La découverte d’un trouble du neurodéveloppement chez un enfant justifie une recherche systématique des différentes causes connues à ce jour. Cette recherche est aujourd’hui facilitée par l’existence de réseaux entre les structures de prise en charge de l’enfant handicapé et des « centres de référence », qui permettent de mener plus efficacement la démarche diagnostique. Quand un premier bilan n’a pas permis de retrouver une cause précise – situation qui prévaut actuellement dans 20 à 30 % des cas de déficience intellectuelle –, une nouvelle évaluation diagnostique doit être programmée dans les années suivantes, pour permettre à l’enfant et à sa famille d’avoir accès à des connaissances médicales actualisées.
Il faut savoir qu’à l’heure actuelle, certaines causes de handicap de l’enfant sont accessibles à des thérapeutiques spécifiques – régime, thérapie enzymatique, greffe de cellules souches hématopoïétiques, thérapie géni­que… – dont l’efficacité repose essentiellement sur la précocité du diagnostic. D’où la nécessité d’une recherche étiologique d’emblée suffisamment précise pour que tous les enfants atteints de telles pathologies puissent bénéficier des traitements ad hoc dans les délais requis.
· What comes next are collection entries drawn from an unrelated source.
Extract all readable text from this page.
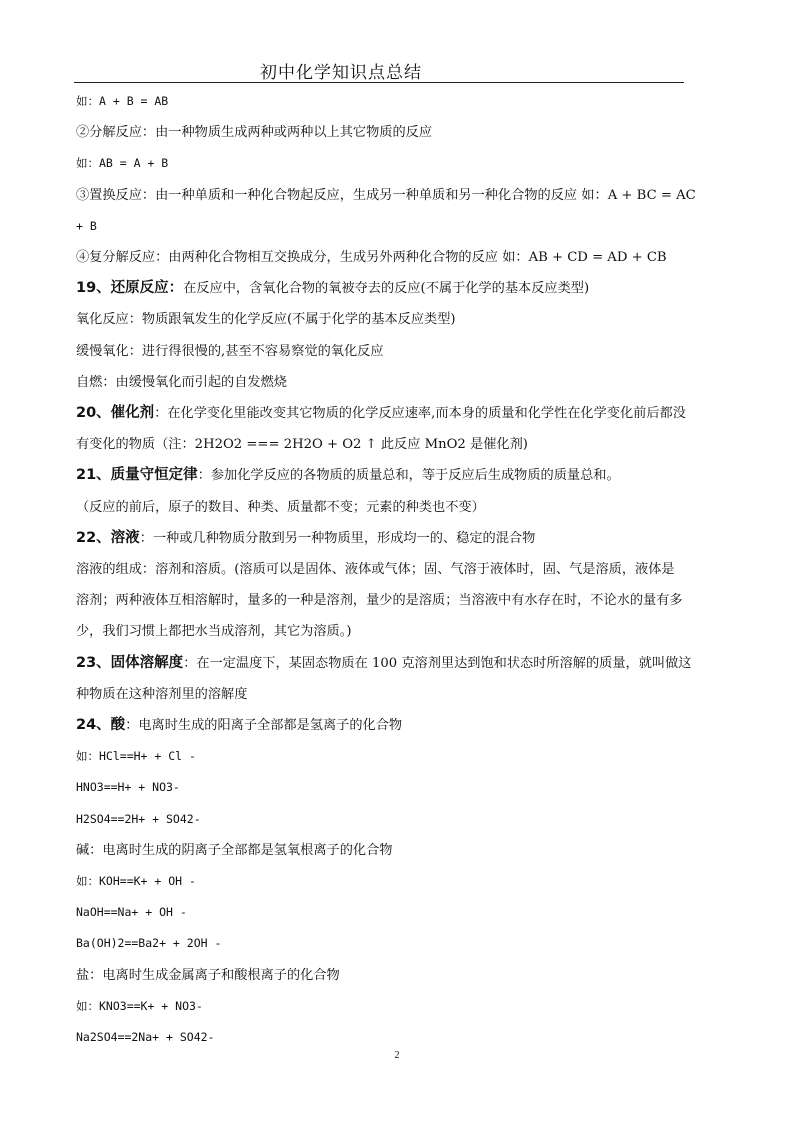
初中化学知识点总结
如：A + B = AB
②分解反应：由一种物质生成两种或两种以上其它物质的反应
如：AB = A + B
③置换反应：由一种单质和一种化合物起反应，生成另一种单质和另一种化合物的反应 如：A + BC = AC
+ B
④复分解反应：由两种化合物相互交换成分，生成另外两种化合物的反应 如：AB + CD = AD + CB
19、还原反应：在反应中，含氧化合物的氧被夺去的反应(不属于化学的基本反应类型)
氧化反应：物质跟氧发生的化学反应(不属于化学的基本反应类型)
缓慢氧化：进行得很慢的,甚至不容易察觉的氧化反应
自燃：由缓慢氧化而引起的自发燃烧
20、催化剂：在化学变化里能改变其它物质的化学反应速率,而本身的质量和化学性在化学变化前后都没
有变化的物质（注：2H2O2 === 2H2O + O2 ↑ 此反应 MnO2 是催化剂)
21、质量守恒定律：参加化学反应的各物质的质量总和，等于反应后生成物质的质量总和。
（反应的前后，原子的数目、种类、质量都不变；元素的种类也不变）
22、溶液：一种或几种物质分散到另一种物质里，形成均一的、稳定的混合物
溶液的组成：溶剂和溶质。(溶质可以是固体、液体或气体；固、气溶于液体时，固、气是溶质，液体是
溶剂；两种液体互相溶解时，量多的一种是溶剂，量少的是溶质；当溶液中有水存在时，不论水的量有多
少，我们习惯上都把水当成溶剂，其它为溶质。)
23、固体溶解度：在一定温度下，某固态物质在 100 克溶剂里达到饱和状态时所溶解的质量，就叫做这
种物质在这种溶剂里的溶解度
24、酸：电离时生成的阳离子全部都是氢离子的化合物
如：HCl==H+ + Cl -
HNO3==H+ + NO3-
H2SO4==2H+ + SO42-
碱：电离时生成的阴离子全部都是氢氧根离子的化合物
如：KOH==K+ + OH -
NaOH==Na+ + OH -
Ba(OH)2==Ba2+ + 2OH -
盐：电离时生成金属离子和酸根离子的化合物
如：KNO3==K+ + NO3-
Na2SO4==2Na+ + SO42-
2
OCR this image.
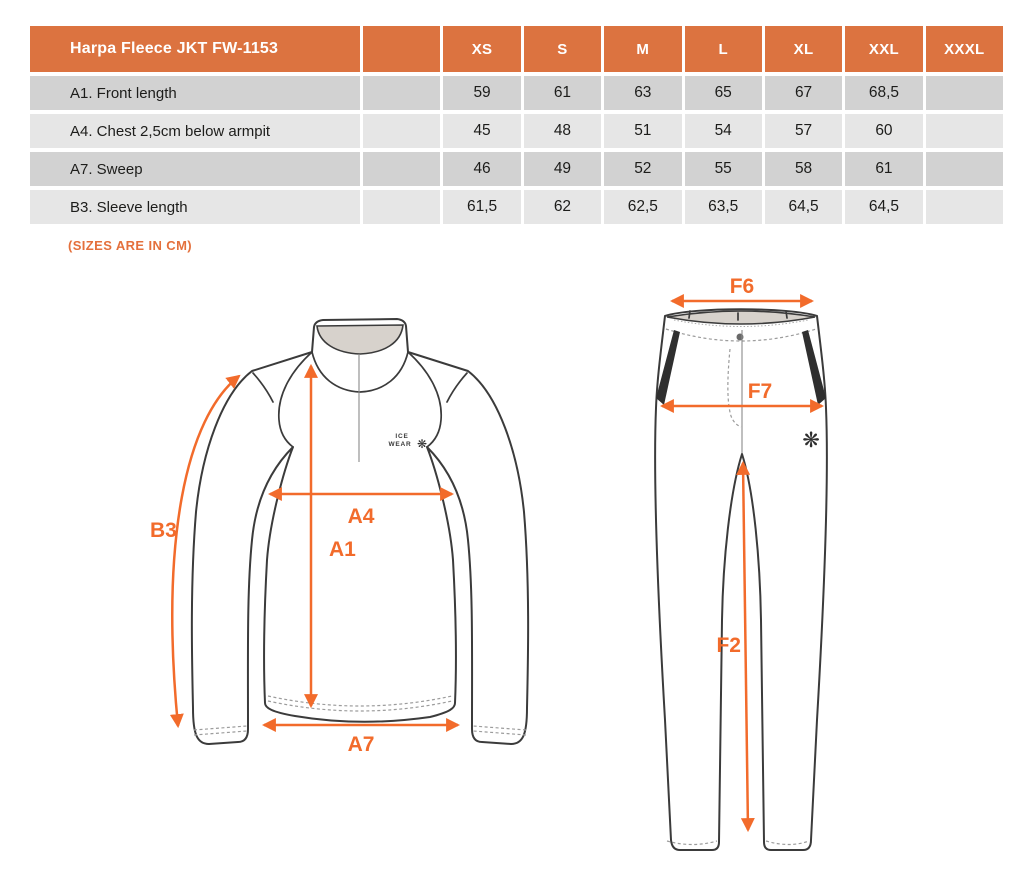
Harpa Fleece JKT FW-1153	XS	S	M	L	XL	XXL	XXXL
A1. Front length	59	61	63	65	67	68,5
A4. Chest 2,5cm below armpit	45	48	51	54	57	60
A7. Sweep	46	49	52	55	58	61
B3. Sleeve length	61,5	62	62,5	63,5	64,5	64,5
(SIZES ARE IN CM)
ICE
WEAR ❋
B3
A4
A1
A7
❋
F6
F7
F2
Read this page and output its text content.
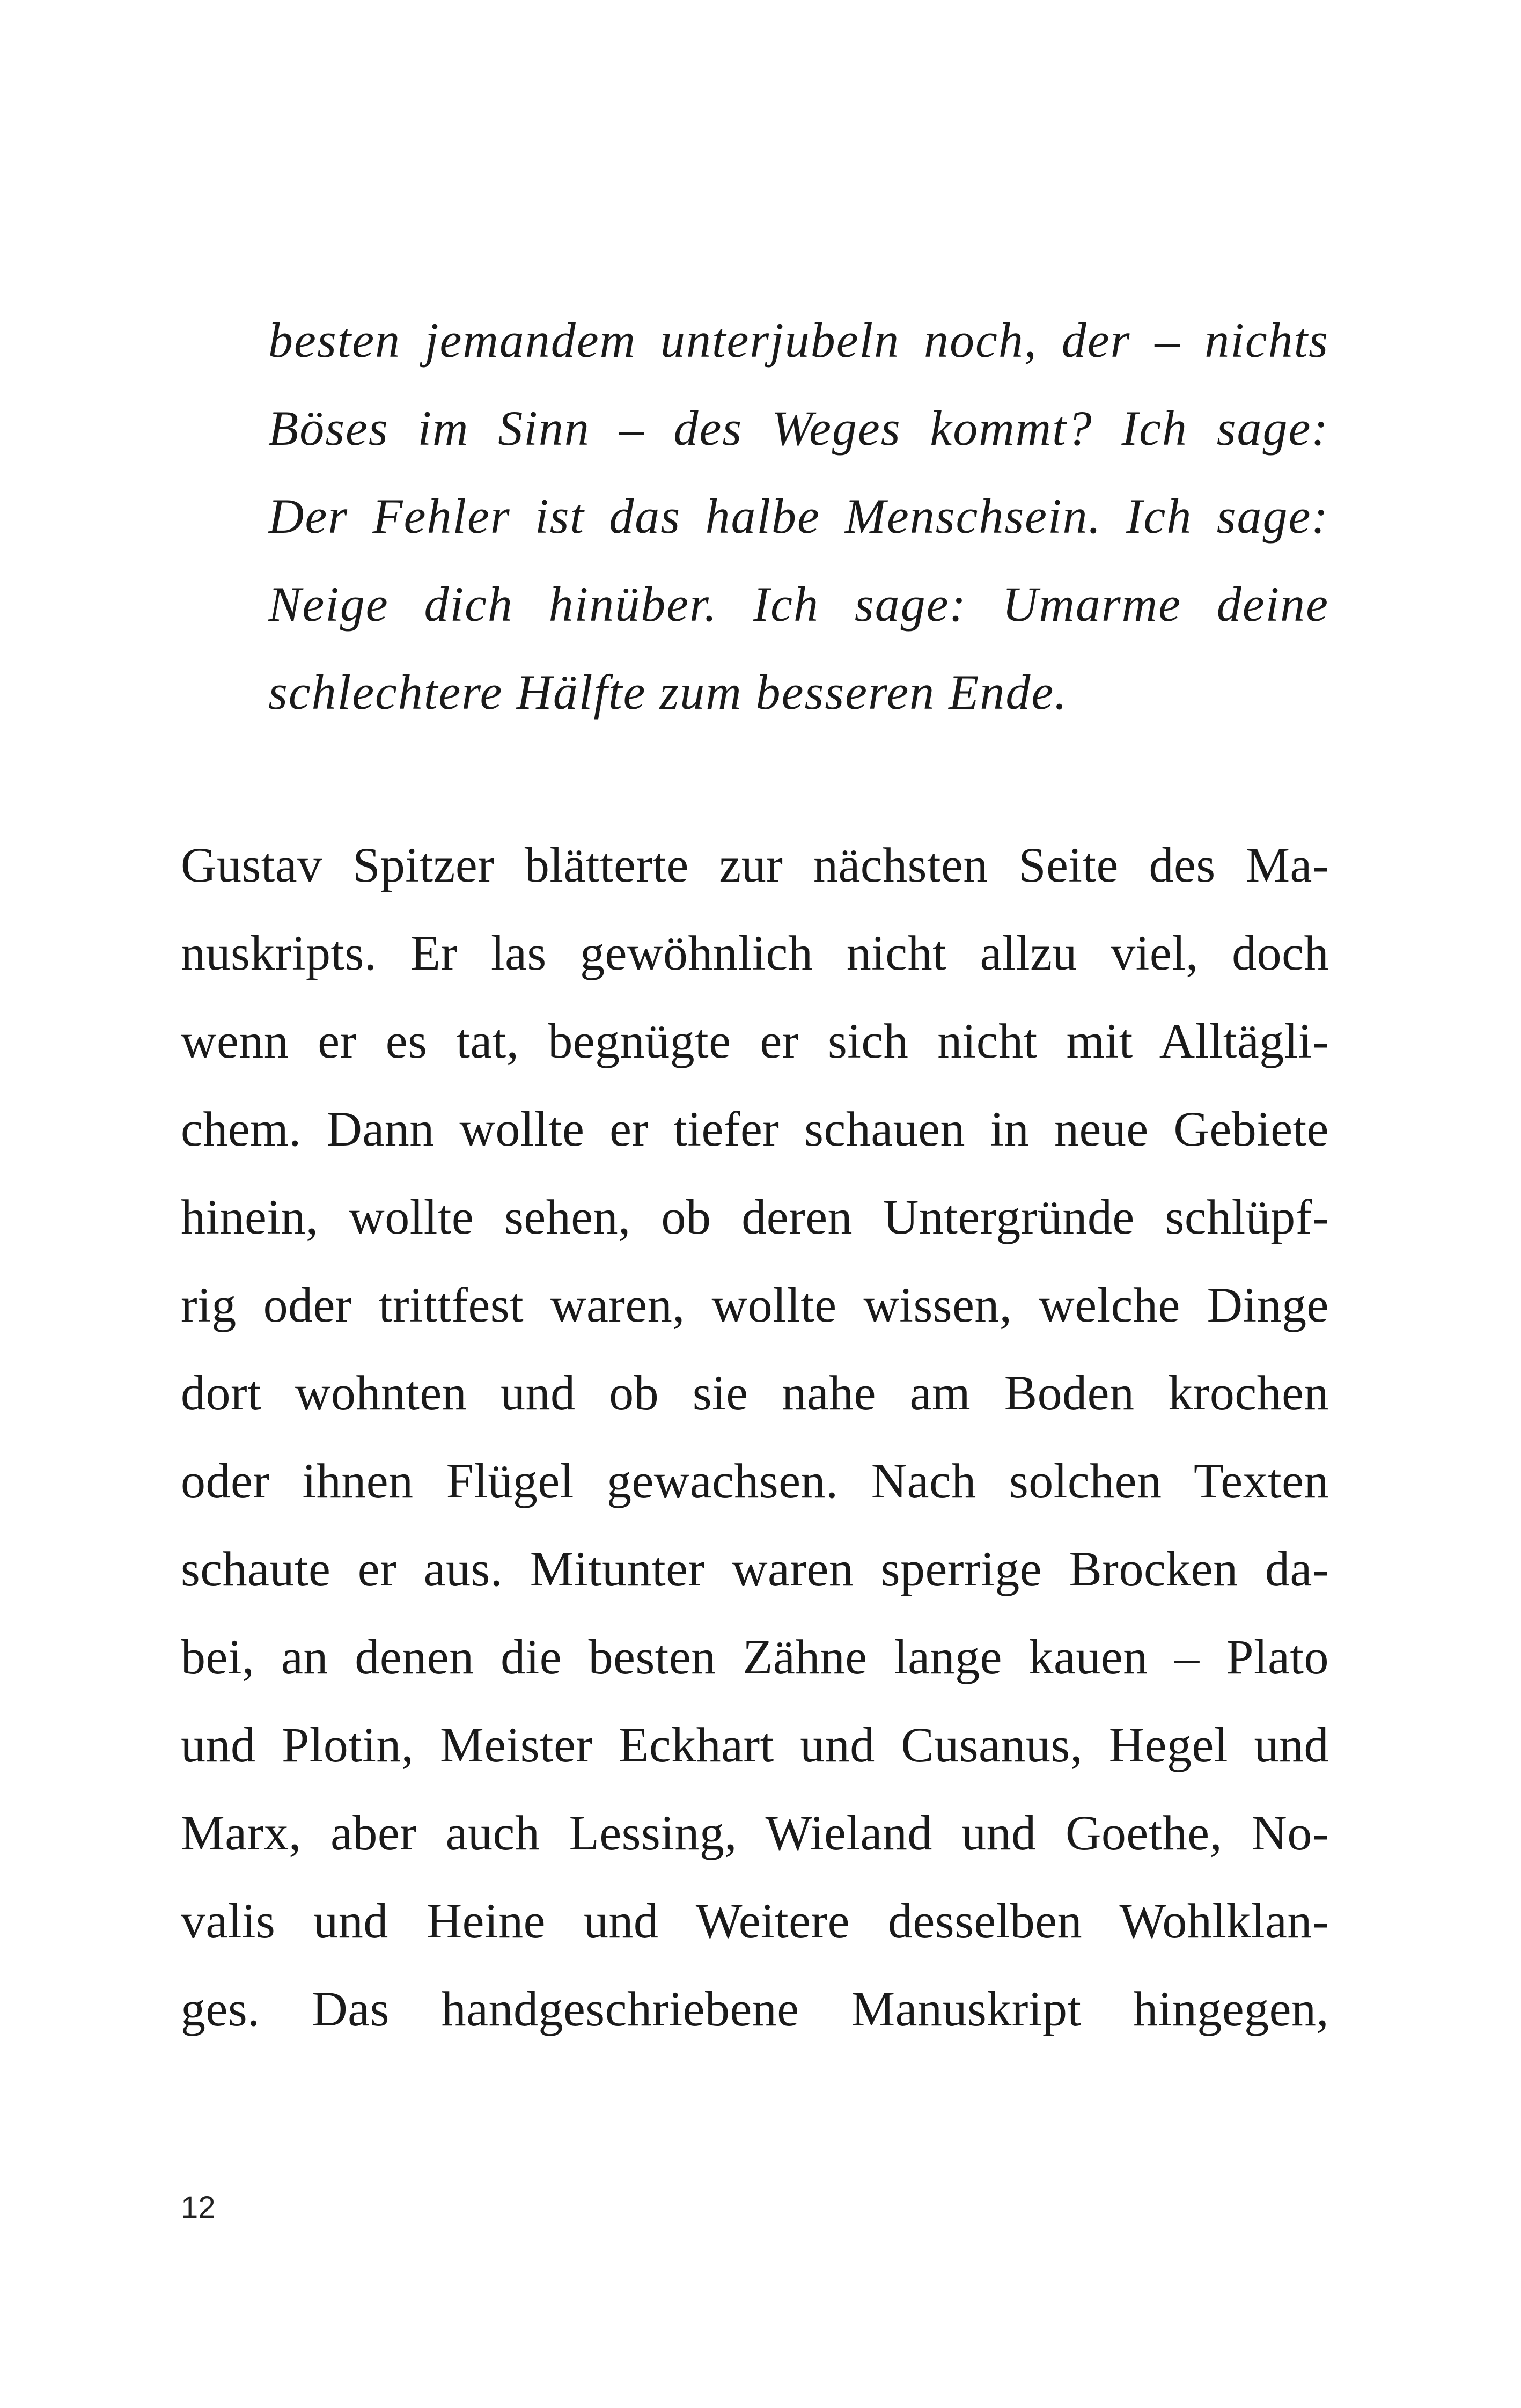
besten jemandem unterjubeln noch, der – nichts
Böses im Sinn – des Weges kommt? Ich sage:
Der Fehler ist das halbe Menschsein. Ich sage:
Neige dich hinüber. Ich sage: Umarme deine
schlechtere Hälfte zum besseren Ende.
Gustav Spitzer blätterte zur nächsten Seite des Ma-
nuskripts. Er las gewöhnlich nicht allzu viel, doch
wenn er es tat, begnügte er sich nicht mit Alltägli-
chem. Dann wollte er tiefer schauen in neue Gebiete
hinein, wollte sehen, ob deren Untergründe schlüpf-
rig oder trittfest waren, wollte wissen, welche Dinge
dort wohnten und ob sie nahe am Boden krochen
oder ihnen Flügel gewachsen. Nach solchen Texten
schaute er aus. Mitunter waren sperrige Brocken da-
bei, an denen die besten Zähne lange kauen – Plato
und Plotin, Meister Eckhart und Cusanus, Hegel und
Marx, aber auch Lessing, Wieland und Goethe, No-
valis und Heine und Weitere desselben Wohlklan-
ges. Das handgeschriebene Manuskript hingegen,
12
Enfin, de manière plus générale, la connaissance d’un diagnostic précis est un élément essentiel dans la construction du projet de vie de l’enfant handicapé : il est très important en effet, pour élaborer ce projet, de savoir quels peuvent être les handicaps associés et/ou les risques de survenue de complications évolutives responsables de sur-handicap.3

Phase d’annonce du diagnostic

En toutes circonstances, le médecin doit savoir faire preuve de sollicitude intégrée dans le concept éthique de bienfaisance qui implique « une notion d’écoute active, de participation aux soucis de l’autre ».4
Des « règles de bonne pratique » d’annonce ont été établies : l’annonce du diagnostic et de ses conséquences est faite par un médecin ayant l’expérience de la maladie en cause. Au cours d’un colloque singulier dans un lieu tranquille, la consultation doit se faire avec les deux ­parents ensemble ou en présence d’un proche, le plus précocement possible pour éviter des périodes de doute. Le langage doit être simple et accessible pour éviter la notion de filtrage sélectif, du syndrome du pas de porte (tout semble avoir été dit, compris et en partant les parents posent une question qui témoigne de la non-­compréhension du discours entendu). Il faut éviter les veilles de week-end ou de vacances, des entretiens ultérieurs doivent être prévus rapidement. Des possibilités de prise en charge et de soutien dès l’annonce doivent être mises en place. Dans tous les cas, il faut ­savoir faire preuve d’une grande disponibilité. À l’heure d’internet, l’arrivée de nouveaux moyens d’information utilisés tant par les patients que par les médecins ne doit pas faire modifier ces « règles de bonne pratique ». Au contraire, ce type d’information peut permettre d’aborder plus largement les différents problèmes ­auxquels l’enfant et sa famille vont été confrontés....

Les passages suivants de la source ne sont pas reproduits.